1. A device for detecting chemical butyronitrile resistant gloves, comprising a base (1), a servo motor (2), an electric telescopic rod (6), a drive motor (7) and a tensile meter (16), characterized in that: A servo motor (2) is installed on the inner wall of the end of the base (1), and an adjusting rod (3) is fixedly connected to the end of the output shaft of the servo motor (2). An adjusting sleeve (4) is fitted on the outer wall of the adjusting rod (3), and a bracket (5) is fixedly connected to the upper surface of the adjusting sleeve (4). An electric telescopic rod (6) and a drive motor (7) are respectively installed on both sides of the upper surface of the bracket (5). A square rod sleeve (8) is fixedly connected to the upper end of the output shaft of the drive motor (7), and an inner square rod (9) is movably arranged on the inner wall of the square rod sleeve (8). A fixed rod is fixedly installed on the upper outer wall of the inner square rod (9). Positioning ring (10), and a ball grinding head (11) is fixedly provided on the upper end face of the inner square rod (9). At the same time, a positioning plate (12) is movably connected to the outer wall of the positioning ring (10). A support plate (13) is fixedly connected to the end of the upper surface of the base (1). A cylinder (14) is installed on the upper outer wall of the side of the support plate (13). A suspension rod (15) is fixedly connected to the lower surface of the output shaft of the cylinder (14). A tension gauge (16) is provided at the lower end of the suspension rod (15). A clamping mechanism (17) is installed at the end of the output shaft of the tension gauge (16) and on the surface of the support plate (13).

2. The chemical-resistant nitrile glove detection apparatus of claim 1, wherein: The adjusting rod (3) and the base (1) are rotatably connected, and the adjusting rod (3) and the adjusting sleeve (4) are threaded together, and the base (1) and the bracket (5) form a sliding structure.
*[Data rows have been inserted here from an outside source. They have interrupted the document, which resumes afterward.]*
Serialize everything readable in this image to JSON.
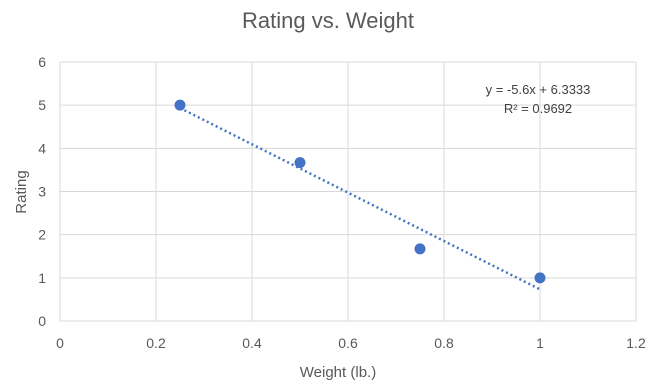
{
  "chart_data": {
    "type": "scatter",
    "title": "Rating vs. Weight",
    "xlabel": "Weight (lb.)",
    "ylabel": "Rating",
    "xlim": [
      0,
      1.2
    ],
    "ylim": [
      0,
      6
    ],
    "xticks": [
      "0",
      "0.2",
      "0.4",
      "0.6",
      "0.8",
      "1",
      "1.2"
    ],
    "yticks": [
      "0",
      "1",
      "2",
      "3",
      "4",
      "5",
      "6"
    ],
    "grid": true,
    "legend": "none",
    "points": [
      {
        "x": 0.25,
        "y": 5.0
      },
      {
        "x": 0.5,
        "y": 3.67
      },
      {
        "x": 0.75,
        "y": 1.67
      },
      {
        "x": 1.0,
        "y": 1.0
      }
    ],
    "trendline": {
      "type": "linear",
      "slope": -5.6,
      "intercept": 6.3333,
      "x_range": [
        0.25,
        1.0
      ],
      "equation": "y = -5.6x + 6.3333",
      "r_squared": "R² = 0.9692"
    },
    "colors": {
      "points": "#4472C4",
      "trendline": "#4472C4",
      "grid": "#D9D9D9",
      "text": "#595959"
    }
  }
}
3. The chemical-resistant nitrile glove detection apparatus of claim 1, wherein: The square rod sleeve (8) and the inner square rod (9) are slidably configured.

4. The chemical-resistant nitrile glove detection apparatus of claim 1, wherein: The positioning plate (12) and the positioning ring (10) form a rotating structure, and the positioning plate (12) and the output shaft of the electric telescopic rod (6) are fixedly connected.

5. The chemical-resistant nitrile glove detection apparatus of claim 1, wherein: The clamping mechanism (17) includes a clamp (1701), a knob (1702) and a clamping plate (1703). The clamp (1701) is fixed to the end of the output shaft of the tension gauge (16) and the surface of the support plate (13), respectively. The knob (1702) is movably connected to the upper inner wall of the clamp (1701), and the clamping plate (1703) is rotatably installed at the lower end of the knob (1702).

6. A device for detecting chemical resistant nitrile gloves according to claim 5, wherein: The clamping plate (1703) and the clamping seat (1701) are slidably configured, and the clamping seat (1701) and the knob (1702) are threadedly connected.